Chicago Fixes Elections, Not Jobs Reports

Former General Electric chairman Jack Welch says the new unemployment numbers issued by the Obama Administration are no more reliable than election totals issued by the Chicago Machine.

According to the Bureau of Labor Statistics, the unemployment rate dropped to 7.8 percent, the lowest figure since President Obama’s first month in office. That’s also an important threshold because we’ve been hearing all year that no president has ever been re-elected when the unemployment rate is above 8 percent.

“Unbelievable jobs numbers..these Chicago guys will do anything..can’t debate so change numbers,” Welch tweeted on @jack_welch, his personal account.

Seasoned political veteran and former Chicago Alderman Dick Simpson, who recently wrote a book on Chicago corruption, said that's probably not the case. 

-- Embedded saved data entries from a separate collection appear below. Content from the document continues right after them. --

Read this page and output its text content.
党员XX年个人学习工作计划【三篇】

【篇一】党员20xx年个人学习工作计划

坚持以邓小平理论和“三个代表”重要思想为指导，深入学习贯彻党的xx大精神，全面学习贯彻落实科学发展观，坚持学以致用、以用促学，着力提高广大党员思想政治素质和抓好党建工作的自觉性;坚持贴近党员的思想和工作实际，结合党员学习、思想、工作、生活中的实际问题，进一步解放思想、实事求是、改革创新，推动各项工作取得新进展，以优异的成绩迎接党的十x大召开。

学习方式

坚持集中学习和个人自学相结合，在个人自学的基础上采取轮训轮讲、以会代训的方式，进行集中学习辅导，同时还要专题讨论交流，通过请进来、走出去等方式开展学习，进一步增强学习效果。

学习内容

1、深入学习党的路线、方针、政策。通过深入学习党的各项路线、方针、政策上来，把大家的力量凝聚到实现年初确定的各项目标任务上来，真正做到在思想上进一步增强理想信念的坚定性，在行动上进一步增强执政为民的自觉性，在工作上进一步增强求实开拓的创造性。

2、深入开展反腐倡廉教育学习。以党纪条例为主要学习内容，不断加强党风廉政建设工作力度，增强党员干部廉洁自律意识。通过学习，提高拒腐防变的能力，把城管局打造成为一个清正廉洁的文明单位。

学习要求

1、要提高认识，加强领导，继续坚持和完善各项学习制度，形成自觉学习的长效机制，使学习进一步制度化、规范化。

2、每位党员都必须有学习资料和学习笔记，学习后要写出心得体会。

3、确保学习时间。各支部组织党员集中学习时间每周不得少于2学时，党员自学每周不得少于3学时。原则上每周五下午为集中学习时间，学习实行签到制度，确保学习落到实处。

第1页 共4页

"What Chicago's known for is fixing elections, not for cooking reports," he said. " ... that seems an odd argument."

It’s as though Short Pencil Louie, the infamous precinct captain who used to erase Republican votes and write in Democratic votes, has been promoted to director of the BLS.

When Mitt Romney isn’t raising millions of dollars at private fundraisers in Chicago, he attacks our city as a sewer of filthy politics. In August, he responded to Vice President Joe Biden’s charge that Republicans would put black voters “back in chains” by telling the president to “take your campaign of division and anger and hate back to Chicago.”

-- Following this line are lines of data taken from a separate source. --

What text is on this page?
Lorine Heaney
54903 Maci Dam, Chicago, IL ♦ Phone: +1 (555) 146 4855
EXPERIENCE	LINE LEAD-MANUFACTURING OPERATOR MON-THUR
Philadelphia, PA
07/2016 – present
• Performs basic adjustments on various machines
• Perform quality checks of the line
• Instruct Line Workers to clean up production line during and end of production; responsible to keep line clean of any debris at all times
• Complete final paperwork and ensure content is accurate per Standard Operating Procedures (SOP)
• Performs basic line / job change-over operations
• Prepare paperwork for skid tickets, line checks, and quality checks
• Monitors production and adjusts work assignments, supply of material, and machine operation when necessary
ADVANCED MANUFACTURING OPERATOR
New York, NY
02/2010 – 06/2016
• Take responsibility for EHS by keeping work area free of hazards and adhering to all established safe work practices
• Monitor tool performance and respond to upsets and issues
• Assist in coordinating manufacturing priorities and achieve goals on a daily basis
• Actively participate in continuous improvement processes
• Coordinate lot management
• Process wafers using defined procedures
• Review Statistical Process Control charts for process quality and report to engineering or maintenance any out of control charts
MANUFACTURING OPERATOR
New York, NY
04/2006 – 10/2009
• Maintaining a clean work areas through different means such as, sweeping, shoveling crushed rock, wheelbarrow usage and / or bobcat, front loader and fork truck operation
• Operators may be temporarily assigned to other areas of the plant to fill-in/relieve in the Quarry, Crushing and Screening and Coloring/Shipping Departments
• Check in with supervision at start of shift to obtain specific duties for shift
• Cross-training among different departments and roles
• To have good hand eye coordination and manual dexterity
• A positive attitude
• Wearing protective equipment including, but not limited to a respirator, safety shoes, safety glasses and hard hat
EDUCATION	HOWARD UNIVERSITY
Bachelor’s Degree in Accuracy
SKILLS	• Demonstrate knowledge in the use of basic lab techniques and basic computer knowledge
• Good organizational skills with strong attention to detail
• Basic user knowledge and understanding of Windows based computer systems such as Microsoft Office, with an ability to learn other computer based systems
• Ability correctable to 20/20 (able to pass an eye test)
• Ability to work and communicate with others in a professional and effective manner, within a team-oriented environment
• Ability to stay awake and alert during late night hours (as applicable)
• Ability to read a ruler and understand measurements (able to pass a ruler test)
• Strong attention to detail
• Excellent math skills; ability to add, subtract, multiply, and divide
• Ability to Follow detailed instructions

(Obama hadn’t made the remarks, but Chicago has more resonance with a conservative audience than Biden’s hometown, Wilmington, Del.)

Welch wasn't the only conservative skeptical of the unemployment numbers, but he and Florida GOP Rep. Allen West were among those outspoken in suggesting a connection with Chicago politics.

Conn Carroll, a senior writer at the Washington Examiner, which recently published an eight-part expose on Obama’s Chicago year, tweeted that "I don't think BLS cooked numbers. I think a bunch of Dems lied about getting jobs. That would have same effect. Would love to see the partisan breakdown of the 873,000 Americans who say they got new jobs."